O regime considera que a normativa moderniza a que vigorava até aqui. De fato, há avanços pontuais como a tipificação para crimes de violência doméstica, baseados em gênero ou em discriminação racial. A maior parte das mudanças, porém, tem como fim limitar protestos populares e restringir o financiamento estrangeiro de ONGs e meios de comunicação independentes, além de regular atividades online ao estabelecer categorias criminais para delitos digitais.

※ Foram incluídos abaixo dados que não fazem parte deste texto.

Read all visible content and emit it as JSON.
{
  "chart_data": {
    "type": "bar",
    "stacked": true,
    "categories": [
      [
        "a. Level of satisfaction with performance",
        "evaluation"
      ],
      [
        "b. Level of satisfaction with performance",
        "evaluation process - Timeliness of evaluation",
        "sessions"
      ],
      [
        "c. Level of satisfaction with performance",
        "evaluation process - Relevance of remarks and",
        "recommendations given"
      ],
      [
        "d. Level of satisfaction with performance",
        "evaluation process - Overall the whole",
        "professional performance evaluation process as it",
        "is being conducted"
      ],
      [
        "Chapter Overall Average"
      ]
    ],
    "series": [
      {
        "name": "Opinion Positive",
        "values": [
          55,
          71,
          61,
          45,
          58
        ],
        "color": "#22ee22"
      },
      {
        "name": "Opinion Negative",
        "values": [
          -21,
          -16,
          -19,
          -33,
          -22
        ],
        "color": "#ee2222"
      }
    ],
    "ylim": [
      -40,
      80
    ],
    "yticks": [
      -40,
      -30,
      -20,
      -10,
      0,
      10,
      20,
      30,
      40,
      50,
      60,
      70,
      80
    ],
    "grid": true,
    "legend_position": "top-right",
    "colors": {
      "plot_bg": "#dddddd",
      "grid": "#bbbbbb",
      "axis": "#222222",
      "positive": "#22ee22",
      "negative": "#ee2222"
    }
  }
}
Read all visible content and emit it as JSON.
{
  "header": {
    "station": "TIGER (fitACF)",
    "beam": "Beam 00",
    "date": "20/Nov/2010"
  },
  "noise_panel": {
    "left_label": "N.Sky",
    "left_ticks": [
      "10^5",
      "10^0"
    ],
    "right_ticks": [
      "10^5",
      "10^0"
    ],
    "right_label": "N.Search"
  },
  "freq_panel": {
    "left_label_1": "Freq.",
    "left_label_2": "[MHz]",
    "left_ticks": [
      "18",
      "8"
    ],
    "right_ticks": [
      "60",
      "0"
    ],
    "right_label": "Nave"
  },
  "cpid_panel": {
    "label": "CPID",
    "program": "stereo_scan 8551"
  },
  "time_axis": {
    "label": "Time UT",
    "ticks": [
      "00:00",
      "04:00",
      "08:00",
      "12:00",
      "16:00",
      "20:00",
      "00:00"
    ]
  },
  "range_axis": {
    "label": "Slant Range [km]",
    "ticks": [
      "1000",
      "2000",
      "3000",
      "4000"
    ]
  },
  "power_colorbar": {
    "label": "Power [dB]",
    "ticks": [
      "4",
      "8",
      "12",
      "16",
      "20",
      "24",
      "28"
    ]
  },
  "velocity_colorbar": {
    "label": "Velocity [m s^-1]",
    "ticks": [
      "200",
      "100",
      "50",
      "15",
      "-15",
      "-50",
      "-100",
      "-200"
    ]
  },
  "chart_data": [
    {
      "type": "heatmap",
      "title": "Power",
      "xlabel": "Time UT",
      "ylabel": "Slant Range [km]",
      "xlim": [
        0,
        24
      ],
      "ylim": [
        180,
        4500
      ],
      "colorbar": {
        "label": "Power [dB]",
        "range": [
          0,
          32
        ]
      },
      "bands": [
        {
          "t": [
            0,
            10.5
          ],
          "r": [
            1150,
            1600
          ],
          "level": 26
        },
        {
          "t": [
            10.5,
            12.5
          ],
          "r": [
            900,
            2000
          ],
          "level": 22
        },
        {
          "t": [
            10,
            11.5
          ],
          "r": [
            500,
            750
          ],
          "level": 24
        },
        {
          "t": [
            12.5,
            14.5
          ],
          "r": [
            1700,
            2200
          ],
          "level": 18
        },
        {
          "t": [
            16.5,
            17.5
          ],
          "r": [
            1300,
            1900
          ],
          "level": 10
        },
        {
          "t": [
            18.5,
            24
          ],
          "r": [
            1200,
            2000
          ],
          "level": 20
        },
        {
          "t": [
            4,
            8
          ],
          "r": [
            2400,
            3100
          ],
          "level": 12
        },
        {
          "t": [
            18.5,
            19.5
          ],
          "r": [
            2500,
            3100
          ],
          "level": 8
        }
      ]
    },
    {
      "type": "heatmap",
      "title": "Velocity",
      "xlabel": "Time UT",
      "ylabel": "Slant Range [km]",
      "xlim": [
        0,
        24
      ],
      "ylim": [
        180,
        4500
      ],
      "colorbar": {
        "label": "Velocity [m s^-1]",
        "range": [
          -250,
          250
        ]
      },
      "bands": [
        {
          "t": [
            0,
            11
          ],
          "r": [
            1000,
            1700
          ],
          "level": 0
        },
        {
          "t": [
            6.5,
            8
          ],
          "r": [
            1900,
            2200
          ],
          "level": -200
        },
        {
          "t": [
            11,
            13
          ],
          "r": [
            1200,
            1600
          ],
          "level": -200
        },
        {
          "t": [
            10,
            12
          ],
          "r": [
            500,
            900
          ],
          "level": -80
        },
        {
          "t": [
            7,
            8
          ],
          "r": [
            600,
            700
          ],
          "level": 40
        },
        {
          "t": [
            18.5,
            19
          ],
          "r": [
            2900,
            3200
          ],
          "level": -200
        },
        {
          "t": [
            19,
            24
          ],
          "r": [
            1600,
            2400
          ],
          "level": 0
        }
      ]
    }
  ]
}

O texto ainda aumenta, de 20 para 24, o número de crimes que podem ser punidos com a pena de morte —punição que, apesar de ser prevista no Código atual, não vem sendo aplicada desde 2003; a maioria deles está relacionada a ataques ao Estado.
Também são mais numerosos (31, ante 25) os casos em que pode haver uma condenação de prisão perpétua. Sanções para quem ajude a financiar ações que atinjam o Estado —definição que, no limite, pode enquadrar o patrocínio a um site crítico ao regime ou a ajuda a uma ONG artística— podem chegar a dez anos de prisão.
“É um Código Penal medieval, que criminaliza ainda mais o ativismo político e qualquer forma de dissenso da sociedade”, diz à Folha a escritora e ativista Marta María Ramírez, que vive exilada na Alemanha. “Ele vai significar mais repressão —e também mais medo de sair para protestar. Só lendo o texto já sabemos em que sistema político estamos. E fica a impressão de que, se já somos uma ditadura agora, logo podemos passar a uma ditadura sangrenta.”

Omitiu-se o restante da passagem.